Qantas Selling Fly-Me-to-the-Moon Tickets as Covid Drags On
(Bloomberg) -- Fly me to the Supermoon is the latest offering in airlines’ merry-go-round of flights to nowhere, with Qantas Airways Ltd. promising a night of cosmic cocktails and cake aboard one of its Boeing Co. 787 Dreamliners.
After scenic flights over the Great Barrier Reef, vast outback and Antarctica, Australia’s flagship carrier will start selling tickets from Wednesday for a trip on May 26 to see the rising supermoon, which that evening also happens to be a total lunar eclipse. A supermoon is when a full moon occurs at the closest point to Earth during its orbit, making it appear larger and brighter.

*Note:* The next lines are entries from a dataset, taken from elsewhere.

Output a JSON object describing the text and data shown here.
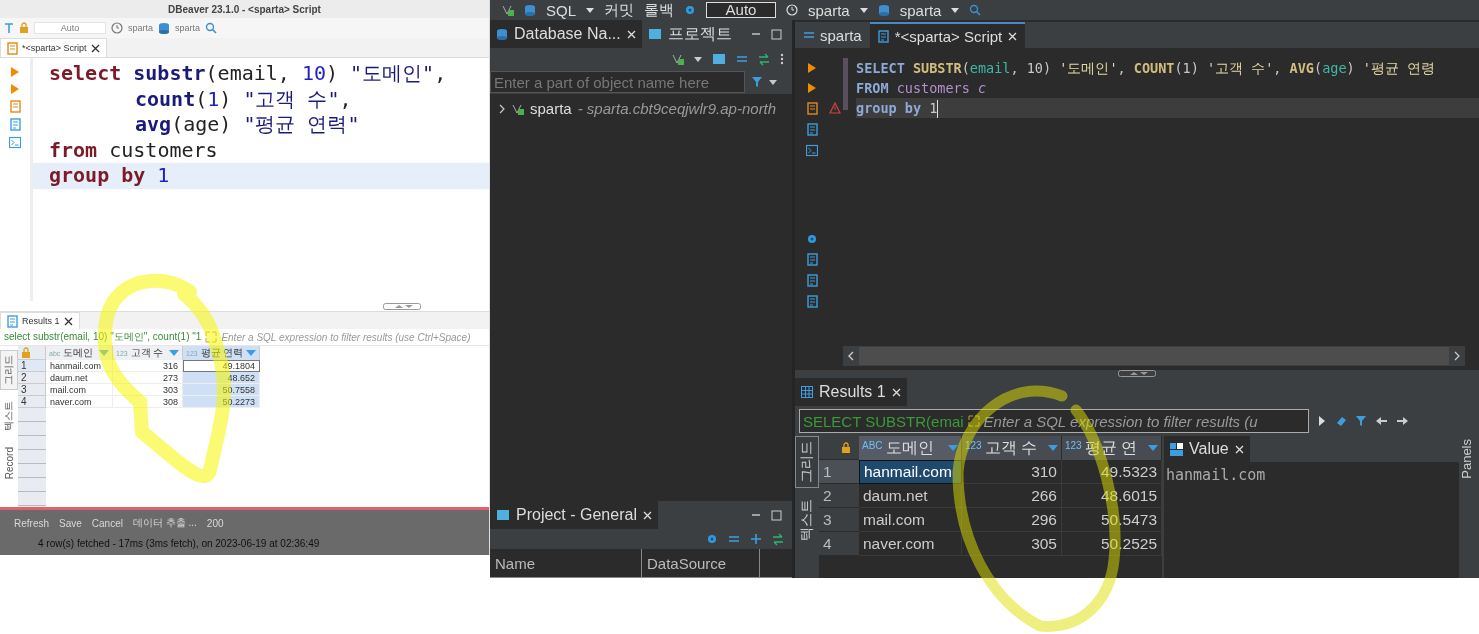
{
  "left_window": {
    "title": "DBeaver 23.1.0 - <sparta> Script",
    "toolbar": {
      "mode": "Auto",
      "datasource": "sparta",
      "schema": "sparta"
    },
    "editor_tabs": [
      {
        "label": "*<sparta> Script",
        "selected": true
      }
    ],
    "code": [
      {
        "current": false,
        "indented": false,
        "tokens": [
          {
            "text": "select",
            "kind": "keyword"
          },
          {
            "text": " substr",
            "kind": "function"
          },
          {
            "text": "(email, ",
            "kind": "plain"
          },
          {
            "text": "10",
            "kind": "number"
          },
          {
            "text": ") ",
            "kind": "plain"
          },
          {
            "text": "\"도메인\"",
            "kind": "string"
          },
          {
            "text": ",",
            "kind": "plain"
          }
        ]
      },
      {
        "current": false,
        "indented": true,
        "tokens": [
          {
            "text": "count",
            "kind": "function"
          },
          {
            "text": "(",
            "kind": "plain"
          },
          {
            "text": "1",
            "kind": "number"
          },
          {
            "text": ") ",
            "kind": "plain"
          },
          {
            "text": "\"고객 수\"",
            "kind": "string"
          },
          {
            "text": ",",
            "kind": "plain"
          }
        ]
      },
      {
        "current": false,
        "indented": true,
        "tokens": [
          {
            "text": "avg",
            "kind": "function"
          },
          {
            "text": "(age) ",
            "kind": "plain"
          },
          {
            "text": "\"평균 연력\"",
            "kind": "string"
          }
        ]
      },
      {
        "current": false,
        "indented": false,
        "tokens": [
          {
            "text": "from",
            "kind": "keyword"
          },
          {
            "text": " customers",
            "kind": "plain"
          }
        ]
      },
      {
        "current": true,
        "indented": false,
        "tokens": [
          {
            "text": "group by",
            "kind": "keyword"
          },
          {
            "text": " 1",
            "kind": "number"
          }
        ]
      }
    ],
    "results": {
      "tab": "Results 1",
      "query": "select substr(email, 10) \"도메인\", count(1) \"1",
      "filter_placeholder": "Enter a SQL expression to filter results (use Ctrl+Space)",
      "view_tabs": [
        {
          "label": "그리드",
          "selected": true
        },
        {
          "label": "텍스트",
          "selected": false
        },
        {
          "label": "Record",
          "selected": false
        }
      ],
      "columns": [
        {
          "type_label": "abc",
          "name": "도메인",
          "kind": "text",
          "selected": false
        },
        {
          "type_label": "123",
          "name": "고객 수",
          "kind": "number",
          "selected": false
        },
        {
          "type_label": "123",
          "name": "평균 연력",
          "kind": "number",
          "selected": true
        }
      ],
      "rows": [
        {
          "number": "1",
          "cells": [
            "hanmail.com",
            "316",
            "49.1804"
          ],
          "selected": true
        },
        {
          "number": "2",
          "cells": [
            "daum.net",
            "273",
            "48.652"
          ],
          "selected": false
        },
        {
          "number": "3",
          "cells": [
            "mail.com",
            "303",
            "50.7558"
          ],
          "selected": false
        },
        {
          "number": "4",
          "cells": [
            "naver.com",
            "308",
            "50.2273"
          ],
          "selected": false
        }
      ],
      "actions": [
        "Refresh",
        "Save",
        "Cancel",
        "데이터 추출 ...",
        "200"
      ],
      "status": "4 row(s) fetched - 17ms (3ms fetch), on 2023-06-19 at 02:36:49"
    }
  },
  "right_window": {
    "toolbar": {
      "sql": "SQL",
      "commit": "커밋",
      "rollback": "롤백",
      "mode": "Auto",
      "datasource": "sparta",
      "schema": "sparta"
    },
    "navigator": {
      "tabs": [
        {
          "label": "Database Na...",
          "selected": true
        },
        {
          "label": "프로젝트",
          "selected": false
        }
      ],
      "filter_placeholder": "Enter a part of object name here",
      "tree": [
        {
          "label": "sparta",
          "detail": "- sparta.cbt9ceqjwlr9.ap-north",
          "expanded": false
        }
      ]
    },
    "project": {
      "tab": "Project - General",
      "columns": [
        "Name",
        "DataSource"
      ]
    },
    "editor_tabs": [
      {
        "label": "sparta",
        "selected": false
      },
      {
        "label": "*<sparta> Script",
        "selected": true
      }
    ],
    "code": [
      {
        "current": false,
        "tokens": [
          {
            "text": "SELECT",
            "kind": "keyword"
          },
          {
            "text": " SUBSTR",
            "kind": "function"
          },
          {
            "text": "(",
            "kind": "plain"
          },
          {
            "text": "email",
            "kind": "column"
          },
          {
            "text": ", 10) ",
            "kind": "plain"
          },
          {
            "text": "'도메인'",
            "kind": "string"
          },
          {
            "text": ", ",
            "kind": "plain"
          },
          {
            "text": "COUNT",
            "kind": "function"
          },
          {
            "text": "(1) ",
            "kind": "plain"
          },
          {
            "text": "'고객 수'",
            "kind": "string"
          },
          {
            "text": ", ",
            "kind": "plain"
          },
          {
            "text": "AVG",
            "kind": "function"
          },
          {
            "text": "(",
            "kind": "plain"
          },
          {
            "text": "age",
            "kind": "column"
          },
          {
            "text": ") ",
            "kind": "plain"
          },
          {
            "text": "'평균 연령",
            "kind": "string"
          }
        ]
      },
      {
        "current": false,
        "tokens": [
          {
            "text": "FROM",
            "kind": "keyword"
          },
          {
            "text": " customers",
            "kind": "table"
          },
          {
            "text": " c",
            "kind": "alias"
          }
        ]
      },
      {
        "current": true,
        "tokens": [
          {
            "text": "group by",
            "kind": "keyword"
          },
          {
            "text": " 1",
            "kind": "plain"
          }
        ]
      }
    ],
    "results": {
      "tab": "Results 1",
      "query": "SELECT SUBSTR(emai",
      "filter_placeholder": "Enter a SQL expression to filter results (u",
      "view_tabs": [
        {
          "label": "그리드",
          "selected": true
        },
        {
          "label": "텍스트",
          "selected": false
        }
      ],
      "columns": [
        {
          "type_label": "ABC",
          "name": "도메인",
          "kind": "text",
          "selected": true
        },
        {
          "type_label": "123",
          "name": "고객 수",
          "kind": "number",
          "selected": false
        },
        {
          "type_label": "123",
          "name": "평균 연",
          "kind": "number",
          "selected": false
        }
      ],
      "rows": [
        {
          "number": "1",
          "cells": [
            "hanmail.com",
            "310",
            "49.5323"
          ],
          "selected": true
        },
        {
          "number": "2",
          "cells": [
            "daum.net",
            "266",
            "48.6015"
          ],
          "selected": false
        },
        {
          "number": "3",
          "cells": [
            "mail.com",
            "296",
            "50.5473"
          ],
          "selected": false
        },
        {
          "number": "4",
          "cells": [
            "naver.com",
            "305",
            "50.2525"
          ],
          "selected": false
        }
      ],
      "value_panel": {
        "title": "Value",
        "content": "hanmail.com"
      },
      "side_panel": "Panels"
    }
  }
}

For A$1,499 ($1,170) for business class, passengers will meet in the Qantas lounge in Sydney for drinks, canapes and entertainment before ascending well into the atmosphere to view the moon. The night flight will climb above any cloud cover and should touch 43,000 feet, the maximum cruising altitude of a 787. Most passenger flights cruise at around 35,000 feet. An astronomer will be on board for commentary and insights.
Since Covid-19 forced the closure of international borders, decimating travel, airlines have turned to any number of innovative ways to make a little extra cash. Several have offered flights to nowhere but other gimmicks include dinners on an A380 from Singapore Airlines Ltd. and a pop-up restaurant at Thai Airways International Pcl’s Bangkok headquarters. Qantas has also taken to selling its business-class pyjamas and the bar carts (fully stocked) from its retired 747s.
However, any income from such efforts won’t do much to alleviate the industry’s broader pain. Carriers are forecast to lose $47.7 billion this year, the International Air Transport Association said last month, with the crisis “longer and deeper than anyone could have expected.”